Nonostante negli Stati Uniti siano già usciti cinque dei sette volumi, in Italia finora erano apparsi solo i primi due: La camicia di ghiaccio (centrato sullo sbarco dei vichinghi nell’attuale Groenlandia tra il IX e il X secolo) e Venga il tuo regno (sulla colonizzazione da parte dei gesuiti francesi di alcuni territori del Quebec nella prima metà del Seicento), entrambi usciti per la coraggiosa editrice Alet, che ha cessato purtroppo le pubblicazioni. Ora minimum fax dà finalmente alle stampe il terzo volume dei Sogni (il sesto nella cronologia degli eventi), I fucili (pp. 470, euro 19.00), in un’elegante edizione curata fin nei minimi dettagli e valorizzata dalla splendida traduzione di Cristiana Mennella, cui si aggiungono le mappe e i disegni realizzati dallo stesso Vollmann.

Gran parte del romanzo è dedicata alla ricostruzione della famosa spedizione artica compiuta dall’esploratore inglese John Franklin tra il 1845 e il 1848 alla ricerca del passaggio a Nordovest. Nel tentativo di riprodurre i processi mentali che avvengono durante i sogni, Vollmann interseca il racconto dell’esplorazione con episodi storici successivi (come il triste resoconto del trasferimento al Circolo polare artico imposto agli Inuit dal governo canadese negli anni Cinquanta), eventi mitici (le leggende collegate al culto della dea Sedna) e mirabili descrizioni degli abbaglianti paesaggi artici.

Ogni storia è filtrata dalla coscienza di Capitan Sottozero, ennesimo alter-ego dell’autore; i suoi viaggi in Canada e in Groenlandia hanno origini autobiografiche e costituiscono forse la parte più emozionante del libro. Per descrivere il più fedelmente possibile l’esperienza di Franklin e del suo equipaggio, infatti, nel 1991 Vollmann decise di trascorrere dodici giorni da solo nella stazione meteo abbandonata di Isachsen, vicino al Polo Nord magnetico, con temperature di -40°, rischiando di morire assiderato a causa dell’equipaggiamento rivelatosi inadatto; l’episodio è raccontato nello straordinario capitolo intitolato «Il debito di Sottozero».

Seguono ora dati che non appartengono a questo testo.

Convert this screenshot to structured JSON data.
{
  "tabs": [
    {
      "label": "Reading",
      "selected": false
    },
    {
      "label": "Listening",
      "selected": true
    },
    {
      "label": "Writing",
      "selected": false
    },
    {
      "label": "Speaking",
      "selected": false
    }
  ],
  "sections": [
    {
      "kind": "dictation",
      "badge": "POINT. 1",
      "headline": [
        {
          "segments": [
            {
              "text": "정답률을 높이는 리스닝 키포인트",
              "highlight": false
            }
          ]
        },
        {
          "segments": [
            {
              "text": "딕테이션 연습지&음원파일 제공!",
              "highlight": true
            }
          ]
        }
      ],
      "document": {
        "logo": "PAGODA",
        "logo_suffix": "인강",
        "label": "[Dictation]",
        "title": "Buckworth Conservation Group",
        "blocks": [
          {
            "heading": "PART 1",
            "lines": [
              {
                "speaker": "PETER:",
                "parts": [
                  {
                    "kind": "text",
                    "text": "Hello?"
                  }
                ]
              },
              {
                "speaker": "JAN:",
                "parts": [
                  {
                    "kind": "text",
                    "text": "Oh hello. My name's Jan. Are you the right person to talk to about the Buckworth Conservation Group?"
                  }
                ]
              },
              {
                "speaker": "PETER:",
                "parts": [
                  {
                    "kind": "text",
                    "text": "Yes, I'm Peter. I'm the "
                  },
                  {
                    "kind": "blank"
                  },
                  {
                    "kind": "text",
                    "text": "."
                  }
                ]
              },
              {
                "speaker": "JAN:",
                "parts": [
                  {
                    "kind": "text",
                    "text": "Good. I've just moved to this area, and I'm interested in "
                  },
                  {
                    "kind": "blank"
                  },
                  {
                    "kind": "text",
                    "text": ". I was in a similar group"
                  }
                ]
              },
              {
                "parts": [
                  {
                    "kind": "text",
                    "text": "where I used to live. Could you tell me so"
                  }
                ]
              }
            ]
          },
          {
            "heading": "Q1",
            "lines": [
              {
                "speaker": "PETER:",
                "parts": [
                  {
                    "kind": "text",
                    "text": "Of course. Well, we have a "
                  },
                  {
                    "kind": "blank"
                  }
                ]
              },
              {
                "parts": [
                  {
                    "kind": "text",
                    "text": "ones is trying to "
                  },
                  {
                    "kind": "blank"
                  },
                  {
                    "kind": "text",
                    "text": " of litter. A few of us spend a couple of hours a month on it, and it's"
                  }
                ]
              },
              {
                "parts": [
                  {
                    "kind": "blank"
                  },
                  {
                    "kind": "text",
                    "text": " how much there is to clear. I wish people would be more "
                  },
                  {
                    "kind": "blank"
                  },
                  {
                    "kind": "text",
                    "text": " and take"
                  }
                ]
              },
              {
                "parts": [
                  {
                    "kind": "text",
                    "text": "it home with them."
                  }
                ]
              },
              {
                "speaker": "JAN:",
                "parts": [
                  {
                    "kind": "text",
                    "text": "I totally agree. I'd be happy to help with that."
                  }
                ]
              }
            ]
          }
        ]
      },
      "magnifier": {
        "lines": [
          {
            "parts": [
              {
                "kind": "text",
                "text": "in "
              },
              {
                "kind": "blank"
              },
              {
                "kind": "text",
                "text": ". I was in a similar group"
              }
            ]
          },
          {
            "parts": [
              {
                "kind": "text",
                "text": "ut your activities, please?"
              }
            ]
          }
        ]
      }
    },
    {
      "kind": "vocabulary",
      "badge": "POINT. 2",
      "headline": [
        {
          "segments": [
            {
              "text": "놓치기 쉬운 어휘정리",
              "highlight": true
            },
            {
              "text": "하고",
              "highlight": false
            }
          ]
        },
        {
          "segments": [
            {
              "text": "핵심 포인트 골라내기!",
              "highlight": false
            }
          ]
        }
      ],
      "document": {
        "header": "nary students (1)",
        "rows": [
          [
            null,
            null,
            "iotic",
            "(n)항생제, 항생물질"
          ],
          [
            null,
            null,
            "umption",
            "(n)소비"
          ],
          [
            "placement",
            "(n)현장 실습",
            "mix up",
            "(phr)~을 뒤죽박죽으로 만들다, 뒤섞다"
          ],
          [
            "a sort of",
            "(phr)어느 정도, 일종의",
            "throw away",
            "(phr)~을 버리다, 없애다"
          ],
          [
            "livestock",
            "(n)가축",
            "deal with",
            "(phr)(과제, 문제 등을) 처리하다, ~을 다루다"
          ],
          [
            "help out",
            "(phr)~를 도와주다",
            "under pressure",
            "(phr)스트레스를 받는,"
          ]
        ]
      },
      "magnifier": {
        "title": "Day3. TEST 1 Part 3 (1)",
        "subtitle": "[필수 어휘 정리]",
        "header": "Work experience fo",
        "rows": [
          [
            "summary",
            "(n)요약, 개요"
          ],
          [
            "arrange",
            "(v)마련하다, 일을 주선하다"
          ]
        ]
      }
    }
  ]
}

Nel corso della narrazione, Sottozero si innamora di Reepah, una giovane Inuit che è anche il personaggio più complesso e contraddittorio del romanzo – amalgama indimenticabile di ingenuità, depressione, curiosità, introspezione, dipendenza, religiosità e tenerezza. Anche la storia d’amore tra i due, che in un certo senso costituisce il nucleo emotivo del romanzo, entra in risonanza con la mitologia Inuit e con incontri analoghi avvenuti in passato tra esploratori inglesi e donne eschimesi, rivelandosi foriera di sventure.

La figura dell’invasore
In ultima analisi, la pluralità di contenuti affrontati, personaggi e punti di vista del romanzo ci restituisce un affresco storico di inusitata lucidità e compattezza narrativa. Il capitano Franklin e Capitan Sottozero si sovrappongono nei Fucili dando vita a una figura archetipica, quella del colonizzatore che, anche quando è animato (forse) da buone intenzioni, invade, corrompe, sfrutta e infine distrugge la cultura nativa. Vollmann non esita a includere il proprio alter-ego nel novero degli invasori, pur restando consapevole che la storia non ammette comode distinzioni manichee: «I fucili in sé non erano un male; né erano malvagi gli uomini che li avevano introdotti», riflette in una delle note finali; «Che seccatura», conclude amaro, «che non ci siano i cattivi in questa tragedia!»